In our study, the foreign bodies were successfully removed without complications in 90.8% of cases which is similar to other studies reported elsewhere [22–28]. However, the complication and mortality rates in our study were found to be higher than that reported in other studies [28–31]. The reasons for this observation could be as a result of either of the two reasons. First, the removal of foreign bodies in the aerodigestive tract were often performed or attempted by the inexperienced resident doctors who were the first on call.

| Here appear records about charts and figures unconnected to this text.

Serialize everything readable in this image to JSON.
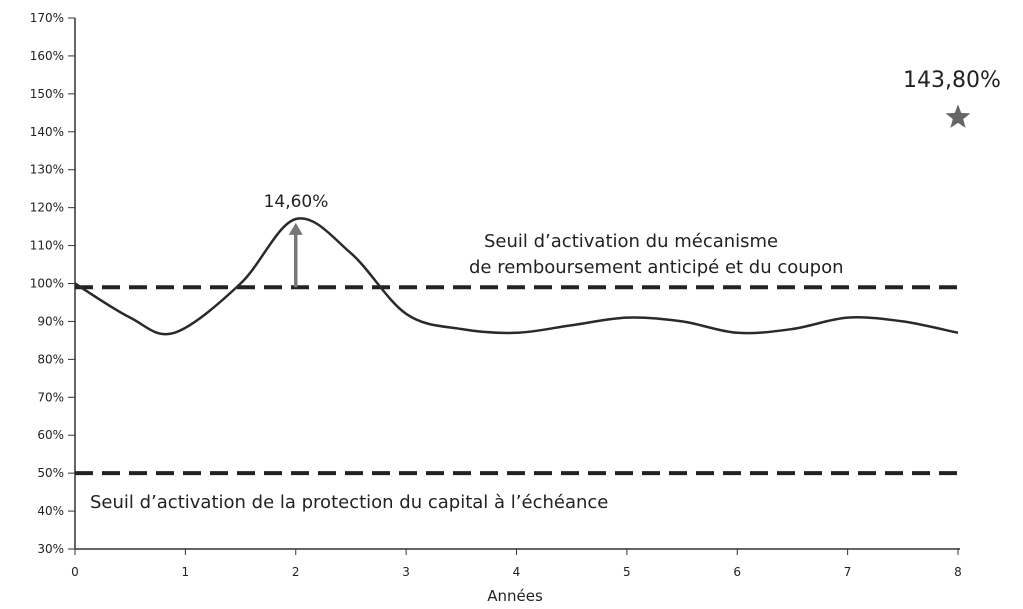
{
  "chart_data": {
    "type": "line",
    "title": "",
    "xlabel": "Années",
    "ylabel": "",
    "xlim": [
      0,
      8
    ],
    "ylim": [
      30,
      170
    ],
    "x_ticks": [
      "0",
      "1",
      "2",
      "3",
      "4",
      "5",
      "6",
      "7",
      "8"
    ],
    "y_ticks": [
      "30%",
      "40%",
      "50%",
      "60%",
      "70%",
      "80%",
      "90%",
      "100%",
      "110%",
      "120%",
      "130%",
      "140%",
      "150%",
      "160%",
      "170%"
    ],
    "grid": false,
    "series": [
      {
        "x": [
          0,
          0.5,
          0.9,
          1.5,
          2.0,
          2.5,
          3.0,
          3.5,
          4.0,
          4.5,
          5.0,
          5.5,
          6.0,
          6.5,
          7.0,
          7.5,
          8.0
        ],
        "y": [
          100,
          91,
          87,
          100,
          117,
          108,
          92,
          88,
          87,
          89,
          91,
          90,
          87,
          88,
          91,
          90,
          87
        ]
      }
    ],
    "thresholds": [
      {
        "y": 99,
        "label_line1": "Seuil d’activation du mécanisme",
        "label_line2": "de remboursement anticipé et du coupon"
      },
      {
        "y": 50,
        "label": "Seuil d’activation de la protection du capital à l’échéance"
      }
    ],
    "annotations": [
      {
        "x": 2,
        "from": 99,
        "to": 116,
        "label": "14,60%"
      },
      {
        "x": 8,
        "y": 143.8,
        "marker": "star",
        "label": "143,80%"
      }
    ]
  }
}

This observation calls for urgent training of our resident doctors on how to perform these procedures and that only experienced endoscopist should be allowed to perform endoscopic procedures for the removal of foreign bodies in the aerodigestive tract. Secondarily, some patients presented for the foreign body removal only after a failed, traumatic attempts in peripheral hospitals in hands of inexperienced operators. However, it should be kept in mind that rigid endoscopic procedures (oesophagoscopy and bronchoscopy) are difficult procedures even in experienced hands.